Soon after these decisions, the Prime Minister promised a new focus on food security. Rishi Sunak was speaking on February 20 at the National Farmers’ Union (NFU) conference responding to criticism that agriculture is not being given the same strategic importance as energy and the environment.

From a farming perspective, moves to use prime agricultural land for solar farms are just the latest in a long line of ‘irrational interventions’ faced by farmers, most of whom would like to be left alone to grow crops and raise livestock. Sometimes it seems the last thing the clever people in SW1 want farmers to do is feed the nation.  

That was pretty much my ‘takeaway’ from a Better Statistics conference in Whitehall at which I spoke last week. The title was ‘Combating Climate Change – Where are we with Net Zero?’ I spoke alongside an Emeritus Professor and a Just Stop Oil activist. In his introduction Professor Piers Forster (interim chair of the UK Climate Change Committee) explained that the ways in which the government wants farmers to reduce emissions have yet to be devised. In return I suggested that they take into account the views of small farmers in particular and offered to help. I said I was unconvinced by their priorities and presented the results of a survey of farmers our group had conducted last year on behalf of the specialist agri-business communications consultancy RDP. It showed, I told them, that climate change is well down the list of their priorities, coming eighth in a list of ten concerns presented to them). What they are much more concerned about are costs, prices, red tape and the weather: ‘Problems associated with legislation or other measures introduced to tackle climate change’ are more important than ‘problems associated with changes in the weather due to climate change’.

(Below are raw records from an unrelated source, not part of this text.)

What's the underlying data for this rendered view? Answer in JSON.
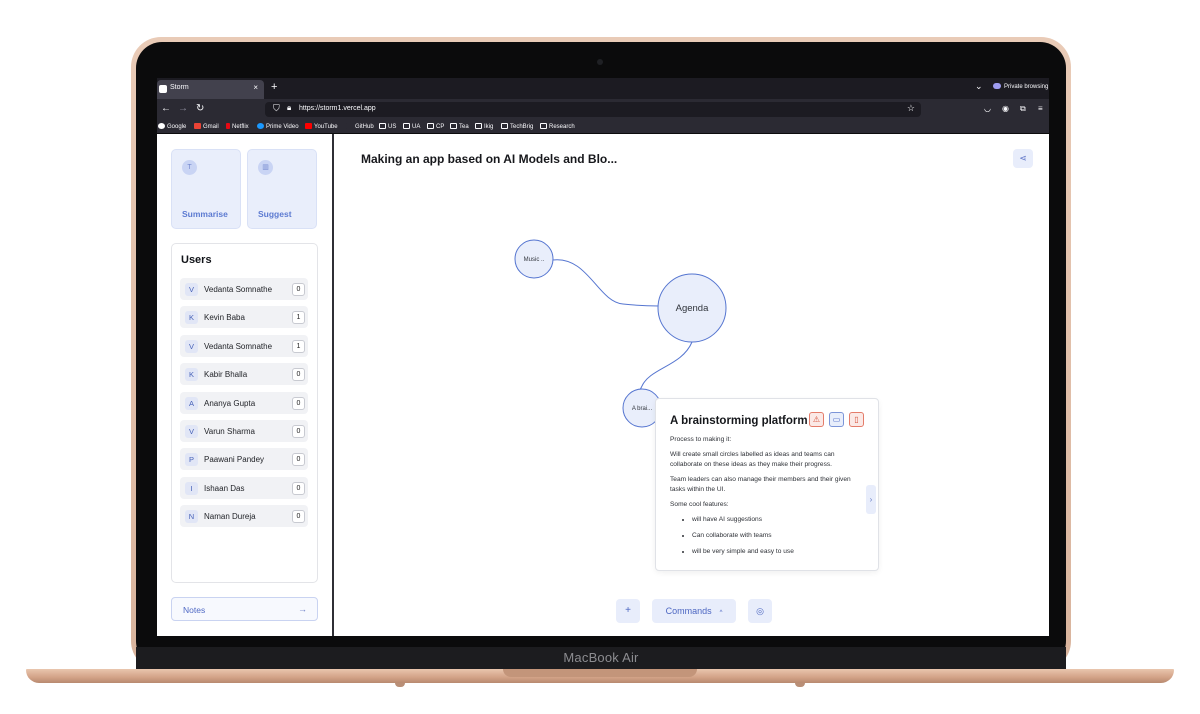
{
  "device": {
    "brand": "MacBook Air"
  },
  "browser": {
    "tab": {
      "title": "Storm",
      "close": "×",
      "new_tab": "+"
    },
    "private_label": "Private browsing",
    "url": "https://storm1.vercel.app",
    "bookmarks": [
      {
        "label": "Google",
        "icon": "google-icon",
        "color": "#ffffff"
      },
      {
        "label": "Gmail",
        "icon": "gmail-icon",
        "color": "#ea4335"
      },
      {
        "label": "Netflix",
        "icon": "netflix-icon",
        "color": "#e50914"
      },
      {
        "label": "Prime Video",
        "icon": "prime-video-icon",
        "color": "#1a98ff"
      },
      {
        "label": "YouTube",
        "icon": "youtube-icon",
        "color": "#ff0000"
      },
      {
        "label": "GitHub",
        "icon": "github-icon",
        "color": "#2b2a33"
      },
      {
        "label": "US",
        "icon": "folder-icon",
        "color": "#2b2a33"
      },
      {
        "label": "UA",
        "icon": "folder-icon",
        "color": "#2b2a33"
      },
      {
        "label": "CP",
        "icon": "folder-icon",
        "color": "#2b2a33"
      },
      {
        "label": "Tea",
        "icon": "folder-icon",
        "color": "#2b2a33"
      },
      {
        "label": "Ikig",
        "icon": "folder-icon",
        "color": "#2b2a33"
      },
      {
        "label": "TechBrig",
        "icon": "folder-icon",
        "color": "#2b2a33"
      },
      {
        "label": "Research",
        "icon": "folder-icon",
        "color": "#2b2a33"
      }
    ]
  },
  "sidebar": {
    "actions": [
      {
        "label": "Summarise",
        "icon": "text-icon"
      },
      {
        "label": "Suggest",
        "icon": "chart-icon"
      }
    ],
    "users_title": "Users",
    "users": [
      {
        "initial": "V",
        "name": "Vedanta Somnathe",
        "count": "0"
      },
      {
        "initial": "K",
        "name": "Kevin Baba",
        "count": "1"
      },
      {
        "initial": "V",
        "name": "Vedanta Somnathe",
        "count": "1"
      },
      {
        "initial": "K",
        "name": "Kabir Bhalla",
        "count": "0"
      },
      {
        "initial": "A",
        "name": "Ananya Gupta",
        "count": "0"
      },
      {
        "initial": "V",
        "name": "Varun Sharma",
        "count": "0"
      },
      {
        "initial": "P",
        "name": "Paawani Pandey",
        "count": "0"
      },
      {
        "initial": "I",
        "name": "Ishaan Das",
        "count": "0"
      },
      {
        "initial": "N",
        "name": "Naman Dureja",
        "count": "0"
      }
    ],
    "notes_label": "Notes",
    "notes_arrow": "→"
  },
  "main": {
    "title": "Making an app based on AI Models and Blo...",
    "nodes": {
      "music": "Music ..",
      "agenda": "Agenda",
      "brainstorm": "A brai..."
    },
    "popup": {
      "title": "A brainstorming platform",
      "body": [
        "Process to making it:",
        "Will create small circles labelled as ideas and teams can collaborate on these ideas as they make their progress.",
        "Team leaders can also manage their members and their given tasks within the UI.",
        "Some cool features:"
      ],
      "bullets": [
        "will have AI suggestions",
        "Can collaborate with teams",
        "will be very simple and easy to use"
      ],
      "next": "›"
    },
    "toolbar": {
      "add": "+",
      "commands": "Commands",
      "commands_caret": "^"
    }
  },
  "colors": {
    "accent": "#4c66c2",
    "node_stroke": "#5575d0",
    "node_fill": "#e9eefb",
    "warning": "#d4523c"
  }
}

The only ‘farmer’ who has spoken to me about climate change is an ex-corporate executive who runs a vineyard in Sussex. He explained that if it were not for climate change he would not be able to grow his grapes. He went on to tell me how the Romans had vineyards as far north as Yorkshire. We seem to be increasingly living in an age of logic-defying dogma.  

While all this work is being undertaken to change the nation’s electricity supply to wind farms and solar, I have no doubt that farmers will be more interested in JCB’s unveiling of a hydrogen fuel engine last year. My guess is they trust JCB more than they trust the government.